Suppose that the Fourier series of $$f$$ it has the form

$$sum_ {n geq n_0} c_n q ^ n$$

for some $$n_0 in mathbb Z$$.

It is true that

$$sum_ {n geq 1} c_n q ^ n ll e ^ {- epsilon y}$$
for some $$and$$, where $$z = x + iy$$?

This question originates from the following statement: & # 39; A weakly holomorphic modular form is a harmonic form of mass & # 39 ;. For the original question, see https://mathoverflow.net/questions/357309/a-weakly-holomorphic-modular-form-is-a-harmonic-maass-form

## Ordinary differential equations: example of exhaust flow from the lower half-plane to the upper half-plane

There is a full vector field $$v = (v_ {1}, v_ {2}): D rightarrow mathbb {R} ^ 2$$, where $$D$$ is an open subset of $$mathbb {R} ^ 2$$, $$v in C ^ 1$$, with the following properties:

1) say $$l: = {x_ {2} = 0 }$$, we have $$D cap l neq emptyset$$ and $$v_ {2} (x) leq 0$$ for all $$x in l cap D$$ and there is a point $$x in l$$ S t. $$v_ {2} (x) <0$$;

2) The whole $${x in l cap D s.t. v_ {2} (x) = 0 }$$ has an accumulation point $$A en l cap D$$

3) There is a point $$x in D$$ with $$x_ {2} <0$$ and a time $$t in mathbb {R}$$ S t. $$phi ^ {t} (x) 2> 0$$ (i.e., the integral curve from $$x$$ sometime it reaches half of the upper plane).

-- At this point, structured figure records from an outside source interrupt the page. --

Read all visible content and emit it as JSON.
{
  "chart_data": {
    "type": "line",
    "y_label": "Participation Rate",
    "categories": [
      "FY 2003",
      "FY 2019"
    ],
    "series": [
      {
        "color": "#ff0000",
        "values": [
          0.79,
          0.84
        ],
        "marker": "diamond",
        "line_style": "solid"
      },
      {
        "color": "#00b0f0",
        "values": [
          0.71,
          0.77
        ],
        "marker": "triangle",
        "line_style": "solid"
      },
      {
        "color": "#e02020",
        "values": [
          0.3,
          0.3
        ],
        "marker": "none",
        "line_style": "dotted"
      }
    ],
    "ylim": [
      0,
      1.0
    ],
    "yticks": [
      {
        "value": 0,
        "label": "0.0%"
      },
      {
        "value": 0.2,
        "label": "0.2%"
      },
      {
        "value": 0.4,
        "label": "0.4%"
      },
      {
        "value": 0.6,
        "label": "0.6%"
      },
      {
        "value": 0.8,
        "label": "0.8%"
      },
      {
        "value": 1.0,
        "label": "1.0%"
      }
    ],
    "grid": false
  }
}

The motivation for the question lies in the following statement "if the vector field $$v$$ never points to the middle of the top plane along $$l$$, then each solution from the lower half plane remains in the closed lower half plane, "which I cannot say whether it is true or not. Actually, I know that if the vector field is tangent throughout $$l$$ or if the set of points where it is tangent has no accumulation point in $$l$$, then the claim is true. This motivates 1) and 2).

Finally let me say that I would take as an answer an example where $$v$$ it is not complete.